Yesus menunjukkan bahwa kasih-Nya tidak terbatas pada mereka yang setia kepada-Nya, tetapi juga kepada mereka yang akan menyakiti-Nya. Ini adalah kasih yang hanya bisa datang dari Allah, yang terus memberi kesempatan bagi manusia untuk bertobat. Yehezkiel 33:11:“Demi Aku yang hidup, demikianlah firman Tuhan ALLAH, Aku tidak berkenan kepada kematian orang fasik, melainkan Aku berkenan bahwa orang fasik itu bertobat dari kelakuannya dan hidup.”
Ss, Yesus berharap agar teladan kasih-Nya ini juga diteladani oleh para murid (kita) “..kamupun wajib saling membasuh kakimu…” artinya kita harus saling melayani dengan penuh kasih seorang akan yang lain.
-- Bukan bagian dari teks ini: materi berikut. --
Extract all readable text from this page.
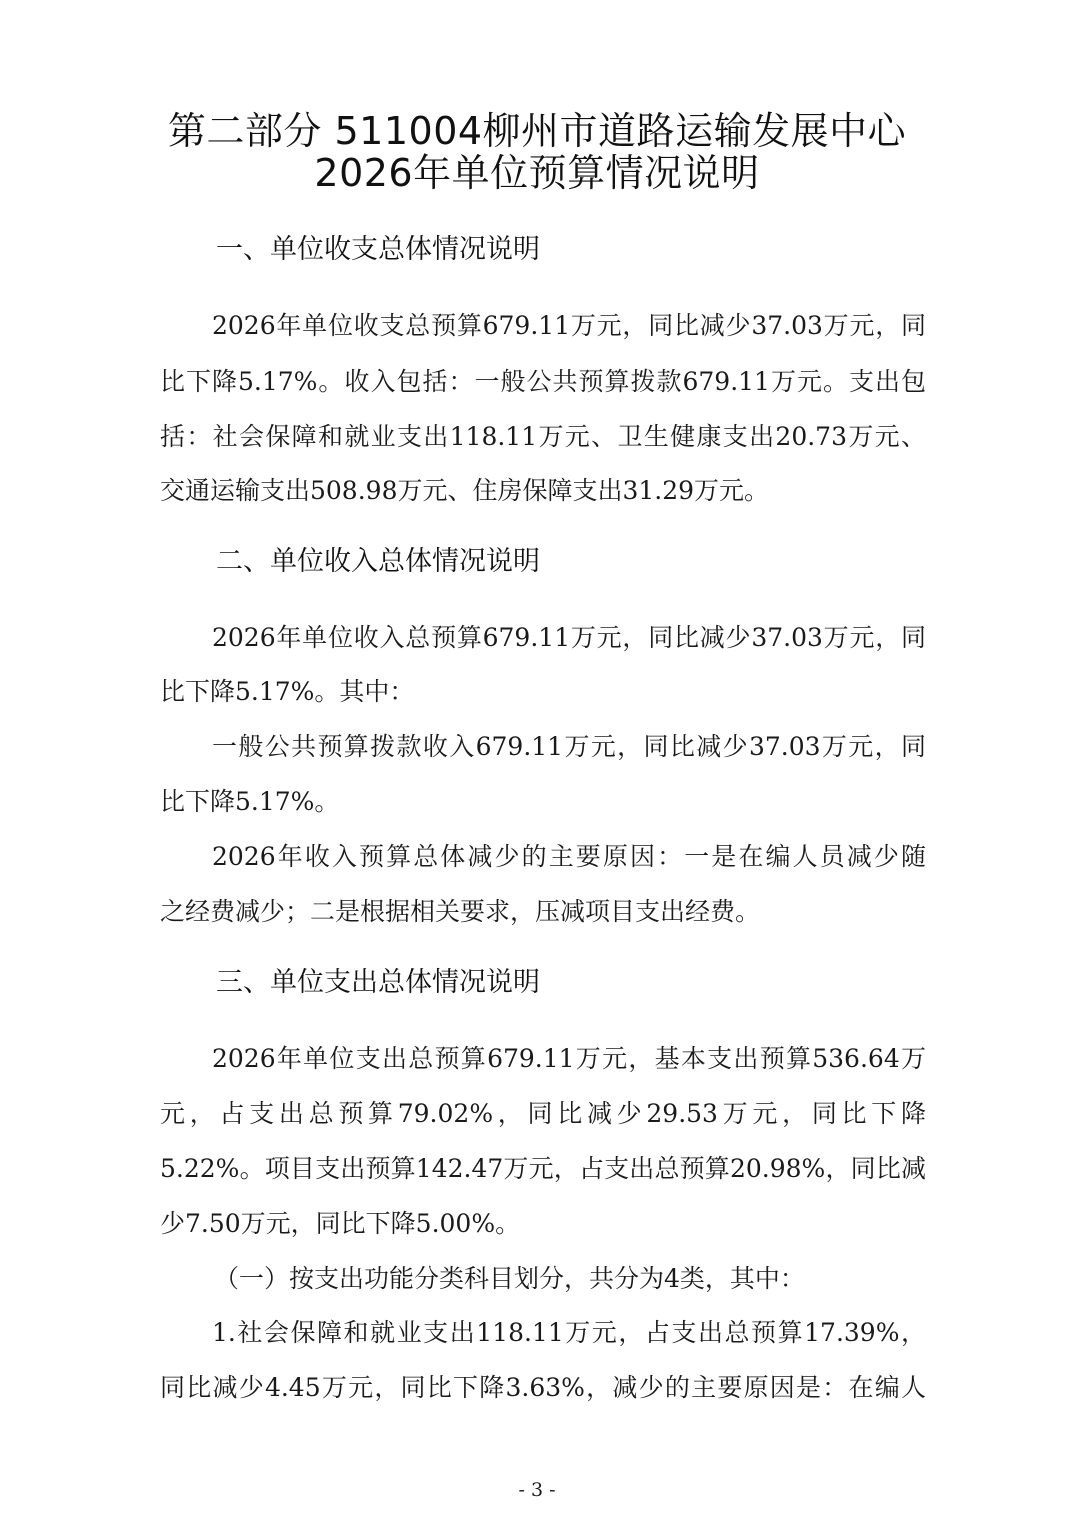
第二部分 511004柳州市道路运输发展中心
2026年单位预算情况说明
一、单位收支总体情况说明
2026年单位收支总预算679.11万元，同比减少37.03万元，同
比下降5.17%。收入包括：一般公共预算拨款679.11万元。支出包
括：社会保障和就业支出118.11万元、卫生健康支出20.73万元、
交通运输支出508.98万元、住房保障支出31.29万元。
二、单位收入总体情况说明
2026年单位收入总预算679.11万元，同比减少37.03万元，同
比下降5.17%。其中：
一般公共预算拨款收入679.11万元，同比减少37.03万元，同
比下降5.17%。
2026年收入预算总体减少的主要原因：一是在编人员减少随
之经费减少；二是根据相关要求，压减项目支出经费。
三、单位支出总体情况说明
2026年单位支出总预算679.11万元，基本支出预算536.64万
元，占支出总预算79.02%，同比减少29.53万元，同比下降
5.22%。项目支出预算142.47万元，占支出总预算20.98%，同比减
少7.50万元，同比下降5.00%。
（一）按支出功能分类科目划分，共分为4类，其中：
1.社会保障和就业支出118.11万元，占支出总预算17.39%，
同比减少4.45万元，同比下降3.63%，减少的主要原因是：在编人
- 3 -
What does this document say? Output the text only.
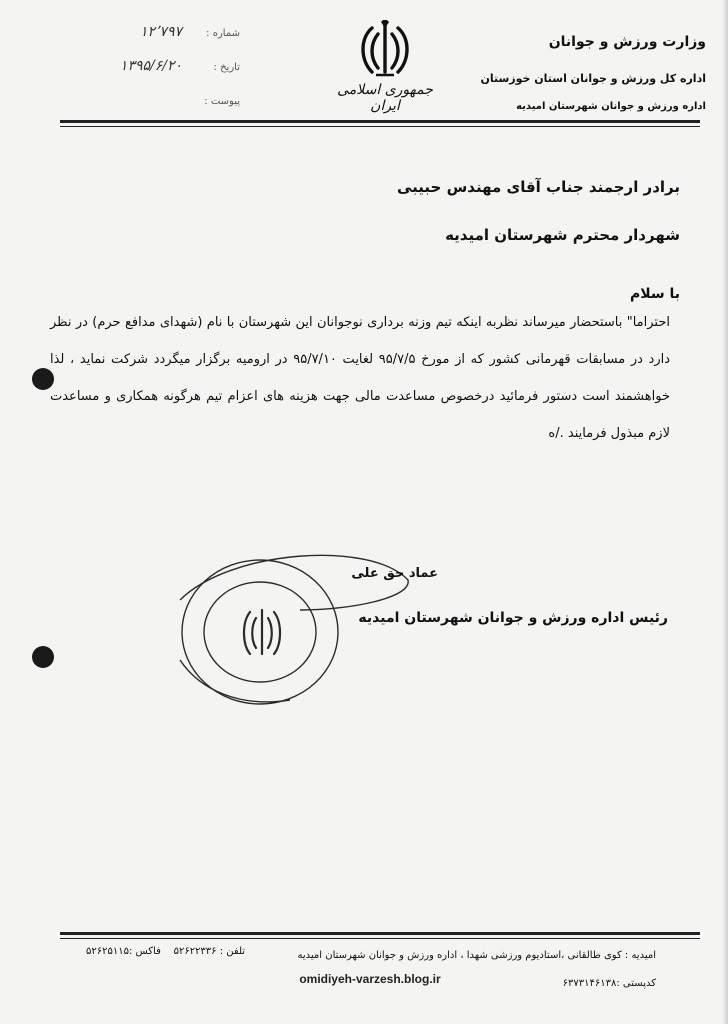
وزارت ورزش و جوانان
اداره کل ورزش و جوانان استان خوزستان
اداره ورزش و جوانان شهرستان امیدیه
جمهوری اسلامی ایران
شماره :
۱۲٬۷۹۷
تاریخ :
۱۳۹۵/۶/۲۰
پیوست :
برادر ارجمند جناب آقای مهندس حبیبی
شهردار محترم شهرستان امیدیه
با سلام
احتراما" باستحضار میرساند نظربه اینکه تیم وزنه برداری نوجوانان این شهرستان با نام (شهدای مدافع حرم) در نظر دارد در مسابقات قهرمانی کشور که از مورخ ۹۵/۷/۵ لغایت ۹۵/۷/۱۰ در ارومیه برگزار میگردد شرکت نماید ، لذا خواهشمند است دستور فرمائید درخصوص مساعدت مالی جهت هزینه های اعزام تیم هرگونه همکاری و مساعدت لازم مبذول فرمایند ./ه
عماد حق علی
رئیس اداره ورزش و جوانان شهرستان امیدیه
امیدیه : کوی طالقانی ،استادیوم ورزشی شهدا ، اداره ورزش و جوانان شهرستان امیدیه
تلفن : ۵۲۶۲۲۳۳۶    فاکس :۵۲۶۲۵۱۱۵
omidiyeh-varzesh.blog.ir	کدپستی :۶۳۷۳۱۴۶۱۳۸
Martin Luther (Table Talks, 1535) Yesus memberikan teladan bagi setiap orang percaya untuk melayani satu sama lain. Ia menegaskan bahwa iman yang sejati harus diwujudkan dalam tindakan nyata. Iman Kristen bukan hanya tentang pengakuan, tetapi melibatkan kasih yang nyata dalam perbuatan.
Ss, di Minggu sengsara yang keempat ini, kita dipanggil untuk merenungkan makna penderitaan Kristus yang penuh kasih.Pembasuhan kaki menunjukkan kerendahan hati, pelayanan, dan kasih yang sempurna. Marilah kita bertanya kepada diri sendiri: Apakah aku sudah meneladani Kristus dalam kerendahan hati dan pelayanan? Jika belum, mari kita belajar dari-Nya, sebab kebesaran sejati ditemukan dalam kerendahan hati.
Selamat berefleksi dan mempersiapkan diri dalam pelayanan.Roh Tuhan ada padamu dan menuntunmu pada kebanaran.Amin.